As the result you obtain the fitted curve and the set of its parameters. The fit report can be saved into a file usingbutton. Pressing button adds the fitted curve to the graph, if this is not desirable, quit the dialogue with .
The module for fitting of force-distance curves is very similar to the general curve fitting module, it is just specialized for force-distance curves. Currently, the module serves for fitting jump-in part of force-distance curve (representing attractive forces) using different models:
Note that the curve being fitted must be a real force-distance curve, not a displacement-distance or sensor-distance curve. Recalculation of cantilever deflection into force should be done before calling this module.
Also note that for small cantilever spring constants the amount of usable data in attractive region is limited by effect of jumping into contact.
Critical dimension module can be used to fit some “typical” objects that are often found while analysing profiles extracted from microchips and related surfaces. These objects are located in the graph and their properties are evaluated.
The user interface of this module is practically the same as of the graph fit module.
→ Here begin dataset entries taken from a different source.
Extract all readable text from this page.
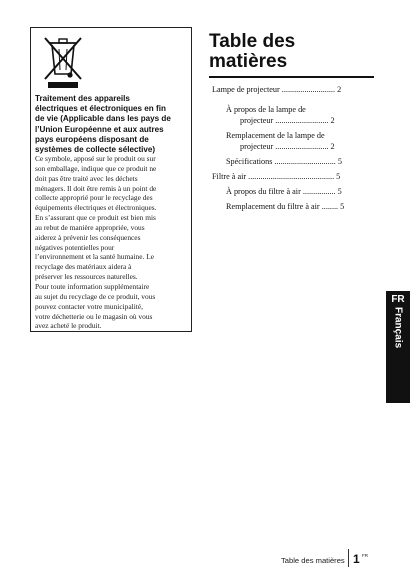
Traitement des appareils
électriques et électroniques en fin
de vie (Applicable dans les pays de
l’Union Européenne et aux autres
pays européens disposant de
systèmes de collecte sélective)
Ce symbole, apposé sur le produit ou sur
son emballage, indique que ce produit ne
doit pas être traité avec les déchets
ménagers. Il doit être remis à un point de
collecte approprié pour le recyclage des
équipements électriques et électroniques.
En s’assurant que ce produit est bien mis
au rebut de manière appropriée, vous
aiderez à prévenir les conséquences
négatives potentielles pour
l’environnement et la santé humaine. Le
recyclage des matériaux aidera à
préserver les ressources naturelles.
Pour toute information supplémentaire
au sujet du recyclage de ce produit, vous
pouvez contacter votre municipalité,
votre déchetterie ou le magasin où vous
avez acheté le produit.
Table des
matières
Lampe de projecteur .......................... 2
À propos de la lampe de
projecteur .......................... 2
Remplacement de la lampe de
projecteur .......................... 2
Spécifications .............................. 5
Filtre à air .......................................... 5
À propos du filtre à air ................ 5
Remplacement du filtre à air ........ 5
FR
Français
Table des matières 1 FR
DOS spectrum module intended to obtain Density-of-States spectra from I-V STM spectroscopy. It calculates
and plots it as graph.
The most prominent peaks in graph curves can be automatically located with subsample precision. You can specify the number of most prominent peaks as Number of peaks and the function will mark them on the graph. Peak prominence depends on its height, area and distance from other peaks. Usually the function's idea what are the most prominent peaks agrees quite well with human assessment. If you disagree with the choice you can ask for more peaks and ignore those you do not like. It is also possible for locate negative peaks, i.e. valleys, by enabling option Invert (find valleys).
A table of all the peaks is displayed in the left part, sorted according to Order peaks by. Ordering by position means peaks are listed as they are displayed on the graph from left to right. Prominence order means more significant peaks are listed first.
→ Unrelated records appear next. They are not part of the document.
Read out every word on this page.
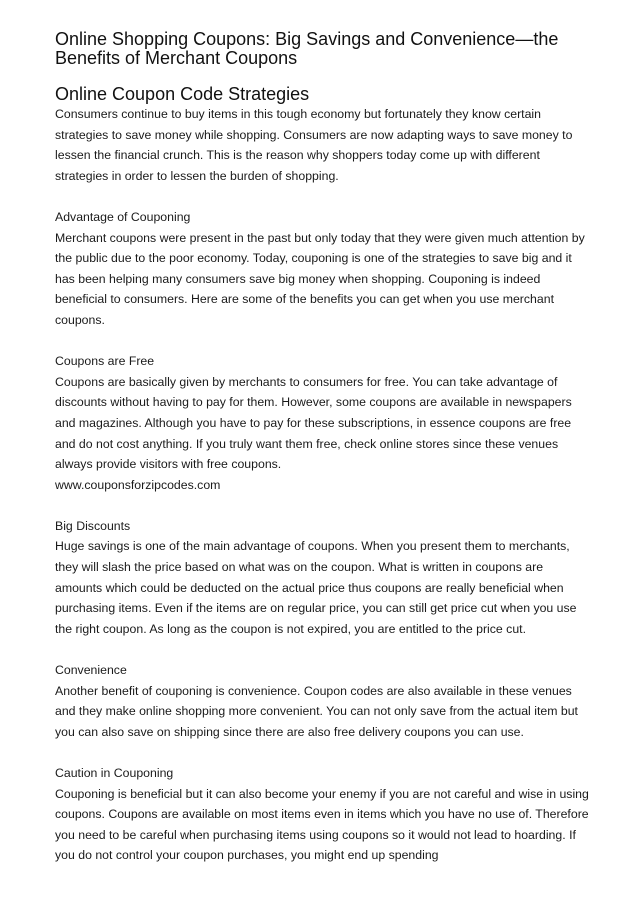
Online Shopping Coupons: Big Savings and Convenience—the Benefits of Merchant Coupons
Online Coupon Code Strategies

Consumers continue to buy items in this tough economy but fortunately they know certain strategies to save money while shopping. Consumers are now adapting ways to save money to lessen the financial crunch. This is the reason why shoppers today come up with different strategies in order to lessen the burden of shopping.

Advantage of Couponing

Merchant coupons were present in the past but only today that they were given much attention by the public due to the poor economy. Today, couponing is one of the strategies to save big and it has been helping many consumers save big money when shopping. Couponing is indeed beneficial to consumers. Here are some of the benefits you can get when you use merchant coupons.

Coupons are Free

Coupons are basically given by merchants to consumers for free. You can take advantage of discounts without having to pay for them. However, some coupons are available in newspapers and magazines. Although you have to pay for these subscriptions, in essence coupons are free and do not cost anything. If you truly want them free, check online stores since these venues always provide visitors with free coupons.

www.couponsforzipcodes.com

Big Discounts

Huge savings is one of the main advantage of coupons. When you present them to merchants, they will slash the price based on what was on the coupon. What is written in coupons are amounts which could be deducted on the actual price thus coupons are really beneficial when purchasing items. Even if the items are on regular price, you can still get price cut when you use the right coupon. As long as the coupon is not expired, you are entitled to the price cut.

Convenience

Another benefit of couponing is convenience. Coupon codes are also available in these venues and they make online shopping more convenient. You can not only save from the actual item but you can also save on shipping since there are also free delivery coupons you can use.

Caution in Couponing

Couponing is beneficial but it can also become your enemy if you are not careful and wise in using coupons. Coupons are available on most items even in items which you have no use of. Therefore you need to be careful when purchasing items using coupons so it would not lead to hoarding. If you do not control your coupon purchases, you might end up spending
Several basic characteristics are displayed for each peak: position (abscissa) x, height h, area A, and width (or variance) w. The position is calculated by quadratic subpixel refinement of the peak maximum. The remaining quantities depend on how the peak background is defined. Possible choices include Zero meaning peaks base is always considered to be zero, and Bilateral minimum meaning the peak background is a step function passing through the nearest curve minima on the left and right side of the peak.
Terrace or amphitheatre-like structures can be measured using one-dimensional profiles, similarly as they are measured from image data in Terraces. The graph and image modules are almost identical. Therefore, the following only highlights the main differences:
Step detection kernel and broadening are one-dimensional. They are still measured in pixels – which correspond to average spacing between curve points. Minimum terrace area is replaced by minimum length, measured as the fraction of the total abscissa range.
There is no masking option. Instead, terraces can be marked manually on the graph using mouse when Select regions manually is enabled.
There is an additional choice in Display menu, Step detection. It shows the results of the edge detection filters and marks the selected threshold using a dashed red line. This is one of the most useful graphs for parameter tuning.
Pixel area Apx is replaced with Npx, the number of curve points the terrace consists of.